Extracting the history

Robyn Jordaan starts work on assembling her house of cards, which still has to be painted.
Robyn Jordaan starts work on assembling her house of cards, which still has to be painted.
Chloe Geoghegan contemplates how she will hang artist Cobi Taylor's oversize painting. PHOTOS:...
Chloe Geoghegan contemplates how she will hang artist Cobi Taylor's oversize painting. PHOTOS: GREGOR RICHARDSON

The ''gentrification'' of Dunedin's warehouse district may signal an end to its days as an artists' enclave. Rebecca Fox talks to Blue Oyster Gallery director Chloe Geoghegan about her foray into the district.

Often the woman behind the scenes making things work, Chloe Geoghegan is about to step into the limelight as curator of a new show she says pushes the limits.

''I've really extended what we are capable of. I've pushed the boat out.''

She believed it was time to challenge herself or risk disappointing people.

But it had meant juggling her job as director of Blue Oyster - the administration, funding applications and being the face of the gallery - with curating a show.

''It's time to grow my own practice.''

''A Tragic Delusion'' will display the work of four early emerging artists - Deanna Dowling, Tomas Richards, Cobi Taylor and Robyn Jordaan - around the theme of sculpture.

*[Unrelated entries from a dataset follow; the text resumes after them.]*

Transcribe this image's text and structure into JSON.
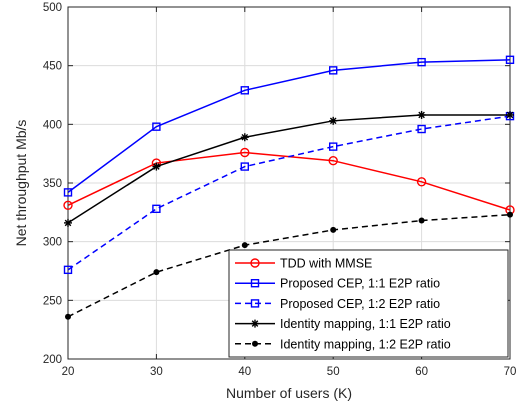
{
  "chart_data": {
    "type": "line",
    "title": "",
    "xlabel": "Number of users (K)",
    "ylabel": "Net throughput Mb/s",
    "x": [
      20,
      30,
      40,
      50,
      60,
      70
    ],
    "xlim": [
      20,
      70
    ],
    "ylim": [
      200,
      500
    ],
    "xticks": [
      "20",
      "30",
      "40",
      "50",
      "60",
      "70"
    ],
    "yticks": [
      "200",
      "250",
      "300",
      "350",
      "400",
      "450",
      "500"
    ],
    "grid": true,
    "legend_position": "bottom-right",
    "series": [
      {
        "name": "TDD with MMSE",
        "values": [
          331,
          367,
          376,
          369,
          351,
          327
        ],
        "color": "#ff0000",
        "dash": "solid",
        "marker": "circle"
      },
      {
        "name": "Proposed CEP, 1:1 E2P ratio",
        "values": [
          342,
          398,
          429,
          446,
          453,
          455
        ],
        "color": "#0000ff",
        "dash": "solid",
        "marker": "square"
      },
      {
        "name": "Proposed CEP, 1:2 E2P ratio",
        "values": [
          276,
          328,
          364,
          381,
          396,
          407
        ],
        "color": "#0000ff",
        "dash": "dashed",
        "marker": "square"
      },
      {
        "name": "Identity mapping, 1:1 E2P ratio",
        "values": [
          316,
          364,
          389,
          403,
          408,
          408
        ],
        "color": "#000000",
        "dash": "solid",
        "marker": "asterisk"
      },
      {
        "name": "Identity mapping, 1:2 E2P ratio",
        "values": [
          236,
          274,
          297,
          310,
          318,
          323
        ],
        "color": "#000000",
        "dash": "dashed",
        "marker": "dot"
      }
    ]
  }
}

Ms Geoghegan wants to acknowledge New Zealand's sculptural history and how it got to where it is today by showing the work in an unconventional way: in an empty loft space in the warehouse district.

''It decentralises the Blue Oyster and offers the space up to be absorbed into a broader, less conventional exhibition.''

Touches of the Blue Oyster and Ms Geoghegan's strength in facilitation are reflected in the exhibition's public programme of talks and performances.

Tapping into her ''inner art historian'', she wanted to highlight what it was like before spaces such as the Blue Oyster were created.

So she deliberately asked experienced artists and performers, such as sculptor Stuart Griffiths and artists Kim Pieters and Nick Knox, to take part.

''I'm only 28 so I've only heard about these things. So with the public programme I'm trying extract the history. It brings out my inner geek.''

The artists were all going to take different approaches to the brief, she said.

Ms Taylor was a graduate of the Dunedin Art School who painted such large works that installing them was ''sculpture'' in a way, she said.

Ms Dowling, a sculptor, won the Waikato Art Award last year and was finishing her master's at Massey University.

''It's great to have someone who is committed to sculpture like they did 30 to 40 years ago.''

Mr Richards, a Dunedin Art School graduate who lives in Wellington, will take on the anti-institutional part of the theme, removing a floorboard from Blue Oyster and taking it to the warehouse and taking a piece of glass from the warehouse to the gallery.

''His work is at a very subtle, minute level. Experimental.''

Robyn Jordaan, who is in her third year at Elam Art School in Auckland, will look at the gentrification of the warehouse district.

While many female sculptors did small and intricate work, Ms Jordaan's was the opposite, she said.